Formation of mutagens in cooked foods. IV. Effect of fat content in fried beef patties.

Cooking beef patties results in the formation of mutagens detectable by Salmonella typhimurium TA98 with metabolic activation. We now show that the amount of fat in beef affects the quantity of mutagens formed. While char increases with increasing fat, over the range of 5-309% of added fat content, mutagenicity reaches a peak at 10% added fat and subsequently decreases. Thus, char formation is not an accurate measure of mutagenicity. These results suggest that fat plays an important role in mutagen formation in fried beef.

Formation of mutagens in cooked foods. III. Isolation of a potent mutagen from beef.

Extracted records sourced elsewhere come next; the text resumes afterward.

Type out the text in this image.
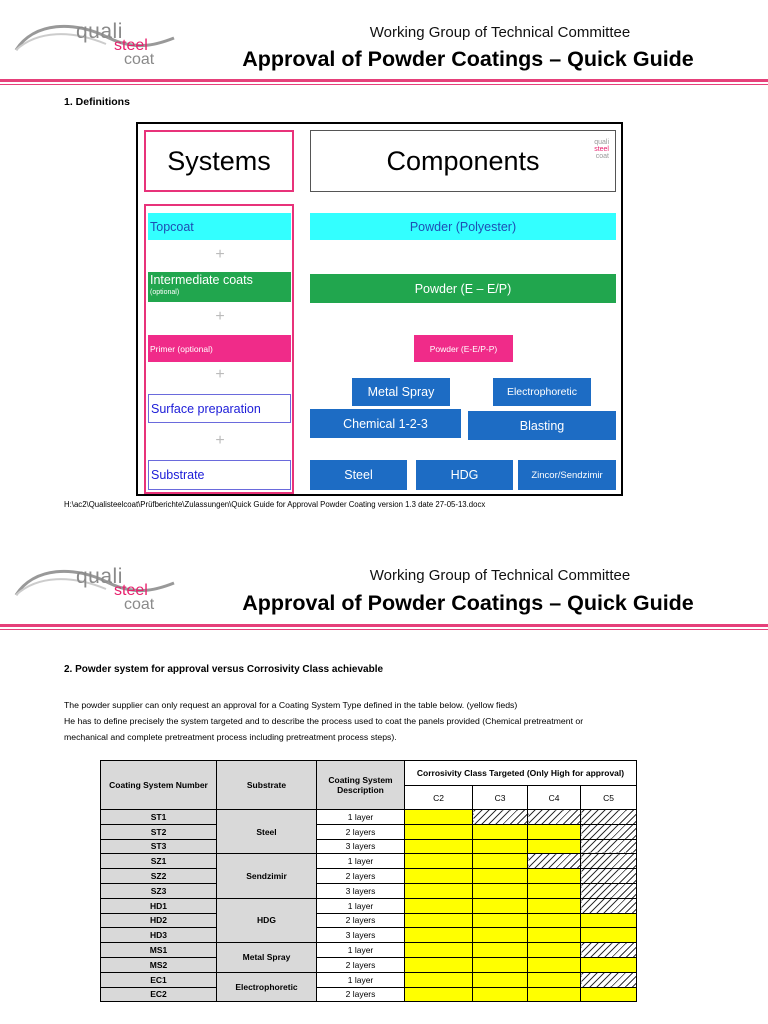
quali
steel
coat
Working Group of Technical Committee
Approval of Powder Coatings – Quick Guide
1. Definitions
Systems	Components
quali
steel
coat
Topcoat
+
Intermediate coats
(optional)
+
Primer (optional)
+
Surface preparation
+
Substrate
Powder (Polyester)
Powder (E – E/P)
Powder (E-E/P-P)
Metal Spray	Electrophoretic
Chemical 1-2-3	Blasting
Steel	HDG	Zincor/Sendzimir
H:\ac2\Qualisteelcoat\Prüfberichte\Zulassungen\Quick Guide for Approval Powder Coating version 1.3 date 27-05-13.docx
quali
steel
coat
Working Group of Technical Committee
Approval of Powder Coatings – Quick Guide
2. Powder system for approval versus Corrosivity Class achievable
The powder supplier can only request an approval for a Coating System Type defined in the table below. (yellow fieds)
He has to define precisely the system targeted and to describe the process used to coat the panels provided (Chemical pretreatment or
mechanical and complete pretreatment process including pretreatment process steps).
Coating System Number	Substrate	Coating System Description	Corrosivity Class Targeted (Only High for approval)			
			C2	C3	C4	C5
ST1	Steel	1 layer				
ST2		2 layers				
ST3		3 layers				
SZ1	Sendzimir	1 layer				
SZ2		2 layers				
SZ3		3 layers				
HD1	HDG	1 layer				
HD2		2 layers				
HD3		3 layers				
MS1	Metal Spray	1 layer				
MS2		2 layers				
EC1	Electrophoretic	1 layer				
EC2		2 layers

The major mutagenic component of fried beef has been isolated using a series of chromatographic steps. The pure compound has been analyzed by low and high resolution mass spectroscopy and nuclear magnetic resonance spectroscopy. The results indicate that the molecular weight of this extremely mutagenic compound is 198, with an elemental composition of C11H10N4. The compound is different from the known mutagenic pyrolysis products of amino acids or proteins.